The screenwriter-turned-novelist wrote a book titled “Lockdown” in 2005 about a global pandemic. Fifteen years later, that’s our reality due to coronavirus, which has so far infected more than 1 million people globally.
The book, which was rejected by publishers at the time for being too unrealistic, was finally published on Thursday.
The thriller is set in London, the epicenter of a global pandemic that forces officials to institute a lockdown. The story isn’t entirely based on May’s imagination. He used British and US pandemic preparedness documents from 2002 to make it was as realistic as possible.
“At the time I wrote the book, scientists were predicting that bird flu was going to be the next major world pandemic,” May told CNN.
“It was a very, very scary thing and it was a real possibility, so I put a lot of research into it and came up with the idea, what if this pandemic began in London? What could happen if a city like that was completely locked down?”
Bird flu and coronavirus are very different, but the lockdown scenario hits close to home for millions of people currently self-isolating to prevent the virus from spreading.
His current publisher hopes that familiarity will appeal to a wide audience.
Years ago, publishers dismissed the novel as “extremely unrealistic and unreasonable,” May said.

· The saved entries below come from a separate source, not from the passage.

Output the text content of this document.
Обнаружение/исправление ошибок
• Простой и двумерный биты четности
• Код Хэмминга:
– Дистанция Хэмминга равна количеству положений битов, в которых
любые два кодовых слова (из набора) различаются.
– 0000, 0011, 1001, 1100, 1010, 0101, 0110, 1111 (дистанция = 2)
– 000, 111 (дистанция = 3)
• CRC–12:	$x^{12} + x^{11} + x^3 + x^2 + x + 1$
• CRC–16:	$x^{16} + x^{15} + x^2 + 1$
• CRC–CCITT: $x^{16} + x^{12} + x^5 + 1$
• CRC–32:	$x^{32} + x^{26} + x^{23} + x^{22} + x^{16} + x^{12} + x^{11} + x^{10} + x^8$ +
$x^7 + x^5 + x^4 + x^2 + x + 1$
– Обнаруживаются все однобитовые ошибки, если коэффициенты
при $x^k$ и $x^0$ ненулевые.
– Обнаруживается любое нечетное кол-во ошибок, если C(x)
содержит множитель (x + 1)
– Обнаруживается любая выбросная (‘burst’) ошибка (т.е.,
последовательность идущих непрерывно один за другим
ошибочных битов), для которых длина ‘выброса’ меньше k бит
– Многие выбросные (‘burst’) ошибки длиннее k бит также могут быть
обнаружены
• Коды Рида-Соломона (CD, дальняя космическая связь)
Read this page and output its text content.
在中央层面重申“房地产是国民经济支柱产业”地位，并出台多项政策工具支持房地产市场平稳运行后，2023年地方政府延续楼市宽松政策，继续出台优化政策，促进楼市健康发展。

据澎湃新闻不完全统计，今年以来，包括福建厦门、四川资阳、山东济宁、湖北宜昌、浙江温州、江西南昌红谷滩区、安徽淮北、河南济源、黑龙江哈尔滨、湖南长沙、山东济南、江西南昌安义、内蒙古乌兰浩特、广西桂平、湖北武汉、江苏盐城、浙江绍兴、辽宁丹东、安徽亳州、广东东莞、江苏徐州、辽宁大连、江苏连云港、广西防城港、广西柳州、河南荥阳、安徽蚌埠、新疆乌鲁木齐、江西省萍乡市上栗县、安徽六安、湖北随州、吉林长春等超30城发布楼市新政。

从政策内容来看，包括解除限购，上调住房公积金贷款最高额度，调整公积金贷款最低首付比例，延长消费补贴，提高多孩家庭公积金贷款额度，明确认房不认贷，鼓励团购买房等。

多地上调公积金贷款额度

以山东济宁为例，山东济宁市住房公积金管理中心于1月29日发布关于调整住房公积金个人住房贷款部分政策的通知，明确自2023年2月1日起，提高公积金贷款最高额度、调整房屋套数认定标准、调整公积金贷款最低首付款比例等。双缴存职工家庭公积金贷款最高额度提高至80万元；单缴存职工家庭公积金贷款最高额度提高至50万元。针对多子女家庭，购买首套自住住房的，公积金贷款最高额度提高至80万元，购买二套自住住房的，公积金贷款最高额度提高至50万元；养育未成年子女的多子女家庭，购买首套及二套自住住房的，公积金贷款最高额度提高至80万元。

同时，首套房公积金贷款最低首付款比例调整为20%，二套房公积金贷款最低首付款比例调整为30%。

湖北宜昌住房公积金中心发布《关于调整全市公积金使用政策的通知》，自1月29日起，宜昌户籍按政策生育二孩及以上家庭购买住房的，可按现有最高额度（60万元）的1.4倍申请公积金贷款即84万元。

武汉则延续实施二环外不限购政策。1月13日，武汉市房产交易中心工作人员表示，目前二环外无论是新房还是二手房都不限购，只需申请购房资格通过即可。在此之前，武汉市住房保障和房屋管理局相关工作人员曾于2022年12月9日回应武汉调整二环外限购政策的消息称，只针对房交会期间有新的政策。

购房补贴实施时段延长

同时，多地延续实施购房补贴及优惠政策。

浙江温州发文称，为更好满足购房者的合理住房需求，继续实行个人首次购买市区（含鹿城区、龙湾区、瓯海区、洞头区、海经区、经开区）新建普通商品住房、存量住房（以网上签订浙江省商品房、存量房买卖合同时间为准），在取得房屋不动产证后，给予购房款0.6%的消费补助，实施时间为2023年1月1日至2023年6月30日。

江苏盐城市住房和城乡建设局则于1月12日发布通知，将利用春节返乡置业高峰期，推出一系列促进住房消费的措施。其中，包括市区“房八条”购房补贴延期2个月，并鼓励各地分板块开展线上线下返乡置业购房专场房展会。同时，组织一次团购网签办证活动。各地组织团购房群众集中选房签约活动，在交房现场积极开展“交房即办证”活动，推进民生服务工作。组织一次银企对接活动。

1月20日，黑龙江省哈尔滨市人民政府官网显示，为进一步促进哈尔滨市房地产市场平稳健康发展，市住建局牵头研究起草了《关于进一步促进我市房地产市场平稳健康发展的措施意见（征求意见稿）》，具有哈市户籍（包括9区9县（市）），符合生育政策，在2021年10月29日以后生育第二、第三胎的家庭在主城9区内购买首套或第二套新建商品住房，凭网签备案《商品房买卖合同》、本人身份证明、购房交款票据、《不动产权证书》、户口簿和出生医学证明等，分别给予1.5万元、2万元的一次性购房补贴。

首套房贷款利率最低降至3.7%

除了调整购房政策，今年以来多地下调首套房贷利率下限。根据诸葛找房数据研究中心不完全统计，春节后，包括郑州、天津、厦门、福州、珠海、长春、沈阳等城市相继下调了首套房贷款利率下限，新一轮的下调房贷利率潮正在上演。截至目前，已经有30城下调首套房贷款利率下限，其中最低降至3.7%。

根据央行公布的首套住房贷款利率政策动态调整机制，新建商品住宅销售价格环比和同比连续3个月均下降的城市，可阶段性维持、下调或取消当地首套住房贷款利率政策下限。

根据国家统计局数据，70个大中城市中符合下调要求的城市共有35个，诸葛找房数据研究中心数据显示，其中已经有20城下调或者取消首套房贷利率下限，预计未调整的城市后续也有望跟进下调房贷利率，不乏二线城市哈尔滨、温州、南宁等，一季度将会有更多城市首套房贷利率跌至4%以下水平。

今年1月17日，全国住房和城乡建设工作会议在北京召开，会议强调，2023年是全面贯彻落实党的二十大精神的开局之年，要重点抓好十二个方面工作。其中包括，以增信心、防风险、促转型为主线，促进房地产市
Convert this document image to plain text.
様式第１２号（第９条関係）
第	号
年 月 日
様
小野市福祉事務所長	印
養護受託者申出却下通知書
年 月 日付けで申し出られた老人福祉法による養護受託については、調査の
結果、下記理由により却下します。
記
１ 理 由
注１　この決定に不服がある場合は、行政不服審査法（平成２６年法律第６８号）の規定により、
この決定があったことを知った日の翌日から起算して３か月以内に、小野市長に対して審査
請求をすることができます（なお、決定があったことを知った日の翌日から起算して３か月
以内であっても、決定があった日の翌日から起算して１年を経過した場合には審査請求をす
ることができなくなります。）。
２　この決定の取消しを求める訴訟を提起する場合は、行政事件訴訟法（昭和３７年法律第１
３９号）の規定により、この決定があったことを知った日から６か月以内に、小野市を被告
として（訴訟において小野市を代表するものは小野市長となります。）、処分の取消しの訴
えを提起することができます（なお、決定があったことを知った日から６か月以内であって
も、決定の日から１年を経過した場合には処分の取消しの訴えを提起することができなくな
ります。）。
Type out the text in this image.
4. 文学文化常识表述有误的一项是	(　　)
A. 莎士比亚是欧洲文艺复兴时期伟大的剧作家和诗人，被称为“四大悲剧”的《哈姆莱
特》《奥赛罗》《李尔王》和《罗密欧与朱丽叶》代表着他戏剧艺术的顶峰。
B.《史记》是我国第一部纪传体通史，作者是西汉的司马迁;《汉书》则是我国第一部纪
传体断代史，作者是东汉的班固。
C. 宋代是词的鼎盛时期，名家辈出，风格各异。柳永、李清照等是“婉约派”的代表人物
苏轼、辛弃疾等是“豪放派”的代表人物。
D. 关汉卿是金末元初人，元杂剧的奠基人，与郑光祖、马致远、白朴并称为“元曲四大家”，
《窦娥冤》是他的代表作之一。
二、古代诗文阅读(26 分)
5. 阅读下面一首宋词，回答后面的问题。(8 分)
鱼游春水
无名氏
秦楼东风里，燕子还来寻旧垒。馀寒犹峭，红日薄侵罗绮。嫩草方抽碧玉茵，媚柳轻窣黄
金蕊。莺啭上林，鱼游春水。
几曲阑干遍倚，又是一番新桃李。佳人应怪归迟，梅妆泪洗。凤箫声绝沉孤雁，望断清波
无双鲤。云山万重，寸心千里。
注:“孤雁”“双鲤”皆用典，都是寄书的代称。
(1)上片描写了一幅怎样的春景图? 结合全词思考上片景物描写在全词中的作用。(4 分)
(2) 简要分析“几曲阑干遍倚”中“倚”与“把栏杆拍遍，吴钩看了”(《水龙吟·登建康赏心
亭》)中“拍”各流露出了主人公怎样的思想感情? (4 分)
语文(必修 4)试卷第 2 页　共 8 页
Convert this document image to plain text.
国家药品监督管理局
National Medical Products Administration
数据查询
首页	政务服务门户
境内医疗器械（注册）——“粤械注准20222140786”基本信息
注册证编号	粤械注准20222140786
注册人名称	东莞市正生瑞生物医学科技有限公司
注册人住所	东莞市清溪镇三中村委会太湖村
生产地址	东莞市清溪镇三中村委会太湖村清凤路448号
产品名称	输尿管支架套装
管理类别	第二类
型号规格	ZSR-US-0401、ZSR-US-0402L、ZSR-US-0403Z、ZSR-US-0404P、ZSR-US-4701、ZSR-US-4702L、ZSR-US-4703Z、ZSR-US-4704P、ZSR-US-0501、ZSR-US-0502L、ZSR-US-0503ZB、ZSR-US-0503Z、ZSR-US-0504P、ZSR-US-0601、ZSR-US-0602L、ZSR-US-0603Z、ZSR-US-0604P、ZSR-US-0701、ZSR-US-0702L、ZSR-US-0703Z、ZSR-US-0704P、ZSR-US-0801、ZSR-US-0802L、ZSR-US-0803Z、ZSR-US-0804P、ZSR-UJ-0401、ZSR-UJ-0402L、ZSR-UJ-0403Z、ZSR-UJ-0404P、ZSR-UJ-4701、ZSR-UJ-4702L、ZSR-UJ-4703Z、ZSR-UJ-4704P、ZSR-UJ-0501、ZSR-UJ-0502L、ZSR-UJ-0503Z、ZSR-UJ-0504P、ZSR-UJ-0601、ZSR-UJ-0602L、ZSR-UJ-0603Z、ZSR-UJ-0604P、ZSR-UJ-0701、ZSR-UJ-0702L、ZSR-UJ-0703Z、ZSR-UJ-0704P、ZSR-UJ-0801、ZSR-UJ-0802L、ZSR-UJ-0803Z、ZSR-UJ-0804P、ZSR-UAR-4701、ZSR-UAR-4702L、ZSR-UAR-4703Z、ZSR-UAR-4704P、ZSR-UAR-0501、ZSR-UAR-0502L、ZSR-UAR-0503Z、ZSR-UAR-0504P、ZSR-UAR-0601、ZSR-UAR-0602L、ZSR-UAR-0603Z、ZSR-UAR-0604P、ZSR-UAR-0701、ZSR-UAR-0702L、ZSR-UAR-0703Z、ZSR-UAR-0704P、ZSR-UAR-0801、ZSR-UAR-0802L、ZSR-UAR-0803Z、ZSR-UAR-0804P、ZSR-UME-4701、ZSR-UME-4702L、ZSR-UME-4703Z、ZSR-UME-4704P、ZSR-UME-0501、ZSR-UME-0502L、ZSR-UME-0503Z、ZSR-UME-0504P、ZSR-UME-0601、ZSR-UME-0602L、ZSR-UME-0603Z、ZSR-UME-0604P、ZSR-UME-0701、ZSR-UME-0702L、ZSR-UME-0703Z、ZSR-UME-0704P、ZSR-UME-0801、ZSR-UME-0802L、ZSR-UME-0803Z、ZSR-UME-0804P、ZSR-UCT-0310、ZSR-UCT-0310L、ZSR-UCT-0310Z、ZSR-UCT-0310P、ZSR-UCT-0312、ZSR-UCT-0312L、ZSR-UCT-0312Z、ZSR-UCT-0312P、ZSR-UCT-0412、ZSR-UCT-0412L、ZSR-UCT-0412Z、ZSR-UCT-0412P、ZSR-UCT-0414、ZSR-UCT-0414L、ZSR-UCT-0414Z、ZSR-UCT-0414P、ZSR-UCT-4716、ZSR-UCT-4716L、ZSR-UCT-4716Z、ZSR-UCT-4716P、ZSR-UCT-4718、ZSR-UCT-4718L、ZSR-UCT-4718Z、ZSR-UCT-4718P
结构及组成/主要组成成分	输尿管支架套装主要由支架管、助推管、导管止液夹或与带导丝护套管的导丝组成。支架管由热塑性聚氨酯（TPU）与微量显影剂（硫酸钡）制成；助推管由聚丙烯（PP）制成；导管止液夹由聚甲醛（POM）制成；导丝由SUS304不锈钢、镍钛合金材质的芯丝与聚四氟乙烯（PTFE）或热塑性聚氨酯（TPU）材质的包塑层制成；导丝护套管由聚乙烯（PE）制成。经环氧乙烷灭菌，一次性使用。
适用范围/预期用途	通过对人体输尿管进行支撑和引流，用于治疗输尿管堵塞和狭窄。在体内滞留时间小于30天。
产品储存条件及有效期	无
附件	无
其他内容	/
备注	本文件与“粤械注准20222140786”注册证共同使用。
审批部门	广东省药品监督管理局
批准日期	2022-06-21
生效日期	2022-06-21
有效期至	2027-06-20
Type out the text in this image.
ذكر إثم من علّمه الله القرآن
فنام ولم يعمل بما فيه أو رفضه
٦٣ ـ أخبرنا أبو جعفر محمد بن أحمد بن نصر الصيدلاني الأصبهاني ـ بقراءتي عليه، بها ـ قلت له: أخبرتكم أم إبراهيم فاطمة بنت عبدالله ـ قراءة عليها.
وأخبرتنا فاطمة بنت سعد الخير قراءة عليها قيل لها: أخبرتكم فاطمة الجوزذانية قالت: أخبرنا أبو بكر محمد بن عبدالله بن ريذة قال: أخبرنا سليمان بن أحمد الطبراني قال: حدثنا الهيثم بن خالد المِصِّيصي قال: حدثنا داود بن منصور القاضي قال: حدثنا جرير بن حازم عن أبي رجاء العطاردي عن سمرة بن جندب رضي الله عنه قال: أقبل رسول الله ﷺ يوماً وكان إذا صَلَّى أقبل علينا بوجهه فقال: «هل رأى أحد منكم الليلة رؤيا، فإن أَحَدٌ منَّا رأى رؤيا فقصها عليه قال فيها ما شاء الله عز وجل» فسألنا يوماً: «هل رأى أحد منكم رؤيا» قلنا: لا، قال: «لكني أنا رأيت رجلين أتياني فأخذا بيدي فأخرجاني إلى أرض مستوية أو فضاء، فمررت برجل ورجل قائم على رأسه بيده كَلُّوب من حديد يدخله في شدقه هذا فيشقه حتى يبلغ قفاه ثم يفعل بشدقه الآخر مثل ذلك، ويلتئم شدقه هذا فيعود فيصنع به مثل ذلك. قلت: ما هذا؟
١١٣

So he put the book on the back burner and eventually forgot he even wrote it.
That was until a fan on Twitter asked him to write a book set against the backdrop of the coronavirus.
“I thought about it for a minute before I realized that I’ve kind of already done it,” May said. “I told my publisher about it and my editor just about fell out of his chair. He read the entire book overnight and the next morning he said, ‘This is brilliant. We need to publish this now.'”
“Lockdown,” available only on Amazon UK, is being sold in Kindle format and will be available as a paperback and audiobook on April 30.
May, 68, said he is in the age group most vulnerable to the coronavirus and stands in support of a lockdown. However, he was “extremely creeped out” by how eerily similar the book is to life today.
“When I read it again for the first time since I wrote the book, I was shocked at just how spookily accurate it was,” he said. “The everyday details of how you get through life, the way the lockdown works, people being forbidden to leave their homes. It’s all scarily accurate.”